枯存木からの芽生え
苔むした屋久杉の枯存木に試し切りと思われるくぼみがあり、そこに広葉樹が芽生えていた。苔のベッドを苗床にし、高い場所で水と光の両方を得て生きるその様子は、雨の多い屋久島だから見られる風景であるとも言える。
試し切りと思われるくぼみは光を吸い込み暗く落ち込み、そこに射す反逆光が広葉樹の葉を輝かせている様がなんとも美しいと感じた。
僕はそれを写真に撮ろうと思ったが、足場がとても悪く三脚を立てることは叶わない。仕方なく手持ちでアングルを探るが背景の対角の隅に嫌なものが写りこみ、それをカットしようとするのだが、それがなかなか骨の折れることになった。

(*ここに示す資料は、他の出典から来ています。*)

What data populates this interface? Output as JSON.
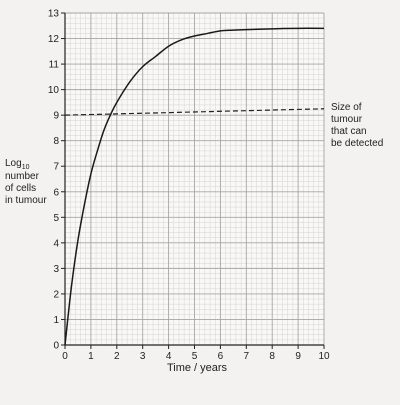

そんなときとても役に立ったのはDC-G9の「V.MODE」ボタンだ。G9のEVFはこのボタンを押すことによって倍率を3段階に切り替え可能だ。僕は眼鏡を使用しているが、裸眼になって視度調整を行い、更に倍率を0.7倍に設定すると、画面の四隅がほぼ見渡せる。こうなると手持ちでも微妙なアングル調整が可能になる。
三脚を使用する目的は、多くの場合長いシャッターを切るときにカメラを固定する為であるが、アングルをミリ単位で調整するためにも用いる。手持ちでファインダーを覗くとその四隅をキチンと見渡すことが、大概のカメラでは困難なので、ライブビューモードにして背面液晶で画面の四隅をチェックすためにカメラを固定する必要があるからだ。
しかし、DC-G9の「V.MODE」ボタンはこれを手持ちで可能にしてくれる。強力な手ぶれ補正と組み合わせると、その機能が本当に生きてくる。どうしても三脚を立てられないような場面で、EVFの倍率変更機能は、風景撮影の強力なアシストになると感じた。